L’échange autour des travaux des groupes devra permettre de dégager des tendances
- Dans un premier temps, on remarque un certain compactage de l’écrit : il y a de plus en plus de texte sur un support de plus en plus petit. Avec les supports numériques, le support disparaît complètement au profit du contenu. Le support de stockage du texte s’efface devant un support de lecture éphémère.
- Dans un deuxième temps, on remarque un phénomène de mondialisation : le papier puis l’écran deviennent des supports universels.
Synthèse : écouter le récit "Les supports de l’écrit"

Codex, papier, imprimerie et numérique: des révolutions successives

Certains changements de supports entrainent de profonds bouleversements dans le rapport à l’écrit.
Avec le parchemin tout change ; Le codex qui se substitue lentement au rouleau  favorise l’organisation du texte  en séquences discontinues, en pages autonomes. Avec le codex naissent la couverture, la page de titre, la  marge, la pagination,  le chapitrage, la table des matières, l’index…Le texte cesse de se dérouler au rythme du rouleau ; il joue avec le support, se servant de toutes les possibilités qu’offre le pli.
Avec le codex nait aussi la lecture silencieuse car le livre tient dans la main ; de nouveaux signes vont guider la lecture : espaces, ponctuation, paragraphes…Naitra aussi une littérature plus intime, le roman.
Les élèves pourront examiner un rouleau et tenter de retrouver toutes les innovations qu’apporte le codex en repérant les différences avec les livres qu’ils utilisent.
Documents à consulter
 
 
La diffusion du papier et l’invention de l’imprimerie vont accélérer la dématérialisation du support. Dans les Cahiers de médiologie, n°4, 1997 on trouve cette définition du papier, c’est "une entité sans laquelle notre monde ne pourrait se concevoir et qui pourtant reste le plus souvent transparente au regard." Dans ce même numéro on trouve aussi que "la réalité du papier disparait derrière le symbole, le texte, la représentation ou le signe dont il est porteur.".

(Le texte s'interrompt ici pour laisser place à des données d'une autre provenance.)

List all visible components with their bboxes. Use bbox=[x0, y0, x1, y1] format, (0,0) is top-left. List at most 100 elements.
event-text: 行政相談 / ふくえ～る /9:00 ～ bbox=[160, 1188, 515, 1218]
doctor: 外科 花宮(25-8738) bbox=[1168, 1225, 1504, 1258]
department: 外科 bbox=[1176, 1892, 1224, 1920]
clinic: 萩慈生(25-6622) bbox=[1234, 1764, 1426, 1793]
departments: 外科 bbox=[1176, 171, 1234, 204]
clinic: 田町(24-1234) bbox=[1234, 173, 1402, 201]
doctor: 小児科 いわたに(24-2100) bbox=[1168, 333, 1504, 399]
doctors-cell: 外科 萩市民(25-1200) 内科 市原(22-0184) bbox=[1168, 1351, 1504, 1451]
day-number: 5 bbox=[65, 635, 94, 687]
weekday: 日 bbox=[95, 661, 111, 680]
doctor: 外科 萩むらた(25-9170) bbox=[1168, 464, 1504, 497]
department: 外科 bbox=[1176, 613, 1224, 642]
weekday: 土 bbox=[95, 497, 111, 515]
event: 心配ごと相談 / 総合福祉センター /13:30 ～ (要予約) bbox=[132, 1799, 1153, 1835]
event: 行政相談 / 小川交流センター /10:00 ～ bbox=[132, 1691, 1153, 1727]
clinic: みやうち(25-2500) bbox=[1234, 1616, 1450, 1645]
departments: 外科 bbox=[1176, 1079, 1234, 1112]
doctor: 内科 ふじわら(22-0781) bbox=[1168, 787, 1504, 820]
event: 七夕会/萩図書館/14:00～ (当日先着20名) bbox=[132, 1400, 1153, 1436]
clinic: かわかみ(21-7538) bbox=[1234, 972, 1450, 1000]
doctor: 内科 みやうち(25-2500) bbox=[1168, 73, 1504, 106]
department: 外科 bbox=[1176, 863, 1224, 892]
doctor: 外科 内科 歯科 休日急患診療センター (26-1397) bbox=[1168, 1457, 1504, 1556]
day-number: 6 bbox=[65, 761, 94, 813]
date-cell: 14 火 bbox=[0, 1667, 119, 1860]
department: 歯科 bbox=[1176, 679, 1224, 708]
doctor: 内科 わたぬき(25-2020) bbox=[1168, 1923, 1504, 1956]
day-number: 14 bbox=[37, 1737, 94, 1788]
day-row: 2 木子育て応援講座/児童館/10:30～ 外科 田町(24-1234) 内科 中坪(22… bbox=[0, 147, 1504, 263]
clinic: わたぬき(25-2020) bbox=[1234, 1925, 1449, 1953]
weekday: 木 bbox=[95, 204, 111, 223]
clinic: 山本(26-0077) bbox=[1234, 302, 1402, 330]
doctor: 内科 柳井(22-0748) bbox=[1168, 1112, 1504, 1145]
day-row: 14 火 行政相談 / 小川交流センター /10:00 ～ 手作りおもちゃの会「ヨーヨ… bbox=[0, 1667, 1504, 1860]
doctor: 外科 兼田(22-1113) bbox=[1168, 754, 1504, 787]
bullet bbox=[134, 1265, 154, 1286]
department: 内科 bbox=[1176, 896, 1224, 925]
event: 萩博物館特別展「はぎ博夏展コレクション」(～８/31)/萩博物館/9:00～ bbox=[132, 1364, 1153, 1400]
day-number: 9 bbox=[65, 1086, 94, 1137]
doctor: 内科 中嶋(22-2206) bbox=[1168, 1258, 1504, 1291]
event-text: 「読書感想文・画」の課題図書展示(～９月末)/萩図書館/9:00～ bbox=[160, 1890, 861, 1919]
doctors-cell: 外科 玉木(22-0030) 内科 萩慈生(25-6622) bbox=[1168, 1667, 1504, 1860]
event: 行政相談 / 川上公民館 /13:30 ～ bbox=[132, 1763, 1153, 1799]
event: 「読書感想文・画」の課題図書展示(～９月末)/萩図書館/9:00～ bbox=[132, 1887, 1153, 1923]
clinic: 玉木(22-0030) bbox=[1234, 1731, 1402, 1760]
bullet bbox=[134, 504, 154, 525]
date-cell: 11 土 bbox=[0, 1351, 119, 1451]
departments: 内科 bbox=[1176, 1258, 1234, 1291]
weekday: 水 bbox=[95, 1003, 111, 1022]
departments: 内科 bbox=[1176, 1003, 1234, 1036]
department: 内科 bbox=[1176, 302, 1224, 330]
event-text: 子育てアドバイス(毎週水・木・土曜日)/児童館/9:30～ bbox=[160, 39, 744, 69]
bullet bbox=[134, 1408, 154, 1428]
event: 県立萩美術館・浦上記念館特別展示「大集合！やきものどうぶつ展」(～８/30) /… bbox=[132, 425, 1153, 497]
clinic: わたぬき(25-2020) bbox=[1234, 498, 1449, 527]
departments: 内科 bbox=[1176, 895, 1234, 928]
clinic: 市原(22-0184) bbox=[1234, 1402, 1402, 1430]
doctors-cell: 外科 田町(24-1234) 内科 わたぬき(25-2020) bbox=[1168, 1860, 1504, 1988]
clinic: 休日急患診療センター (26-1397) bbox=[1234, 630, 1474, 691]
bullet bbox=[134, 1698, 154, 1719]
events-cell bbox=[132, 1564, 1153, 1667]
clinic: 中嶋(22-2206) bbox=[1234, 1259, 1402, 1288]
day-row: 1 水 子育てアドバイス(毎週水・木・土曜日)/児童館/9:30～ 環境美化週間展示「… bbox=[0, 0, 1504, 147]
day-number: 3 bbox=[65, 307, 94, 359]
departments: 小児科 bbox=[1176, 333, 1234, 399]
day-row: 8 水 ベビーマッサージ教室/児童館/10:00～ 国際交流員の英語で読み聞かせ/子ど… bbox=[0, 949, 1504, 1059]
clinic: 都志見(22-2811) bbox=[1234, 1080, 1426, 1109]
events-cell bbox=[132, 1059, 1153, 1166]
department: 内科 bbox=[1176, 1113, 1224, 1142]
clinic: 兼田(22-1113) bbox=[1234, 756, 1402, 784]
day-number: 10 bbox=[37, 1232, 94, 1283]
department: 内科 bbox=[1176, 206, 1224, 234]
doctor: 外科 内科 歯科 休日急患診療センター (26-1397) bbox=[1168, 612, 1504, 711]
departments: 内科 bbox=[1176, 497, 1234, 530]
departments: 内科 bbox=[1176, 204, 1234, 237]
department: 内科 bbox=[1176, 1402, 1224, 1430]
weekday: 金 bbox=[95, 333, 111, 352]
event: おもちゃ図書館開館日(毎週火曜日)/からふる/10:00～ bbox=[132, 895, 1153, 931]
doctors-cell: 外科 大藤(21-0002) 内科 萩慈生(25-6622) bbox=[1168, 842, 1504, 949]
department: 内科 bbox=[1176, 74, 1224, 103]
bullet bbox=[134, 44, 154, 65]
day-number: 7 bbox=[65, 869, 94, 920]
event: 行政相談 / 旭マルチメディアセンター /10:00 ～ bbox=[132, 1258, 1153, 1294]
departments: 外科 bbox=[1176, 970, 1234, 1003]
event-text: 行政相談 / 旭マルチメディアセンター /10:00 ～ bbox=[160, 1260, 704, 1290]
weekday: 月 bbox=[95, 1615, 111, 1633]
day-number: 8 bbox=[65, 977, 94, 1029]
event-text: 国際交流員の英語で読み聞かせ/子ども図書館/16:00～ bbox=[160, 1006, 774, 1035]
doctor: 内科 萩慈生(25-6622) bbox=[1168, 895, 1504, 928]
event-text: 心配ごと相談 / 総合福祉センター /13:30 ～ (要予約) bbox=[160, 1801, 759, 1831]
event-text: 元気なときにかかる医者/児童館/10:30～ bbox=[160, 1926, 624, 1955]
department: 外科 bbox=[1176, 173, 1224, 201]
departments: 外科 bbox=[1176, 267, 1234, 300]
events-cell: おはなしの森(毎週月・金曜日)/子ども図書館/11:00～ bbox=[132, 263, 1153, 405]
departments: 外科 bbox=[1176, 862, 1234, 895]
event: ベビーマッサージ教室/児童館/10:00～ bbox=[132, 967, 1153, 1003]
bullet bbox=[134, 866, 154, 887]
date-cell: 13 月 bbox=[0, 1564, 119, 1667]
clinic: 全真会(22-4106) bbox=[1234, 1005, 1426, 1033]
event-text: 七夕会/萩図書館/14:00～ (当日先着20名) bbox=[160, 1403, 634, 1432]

Peu couteux, le papier va permettre, grâce à l’imprimerie, la multiplication des livres et le développement de leur diffusion.
Les supports numériques marquent la consécration de la transparence du support.
Le texte est-il seul à subsister ? L’intérêt pour les supports serait-il définitivement abandonné ?
Les développements de l’informatique n’ont en rien fait décliner l’usage du papier. La consommation a triplé en trente ans et l’on n’a jamais autant imprimé pour faciliter la lecture de documents. Surtout, à côté des supports dominant de l’écrit, les supports restent fondamentaux pour des messages que l’ont veut spécifiques.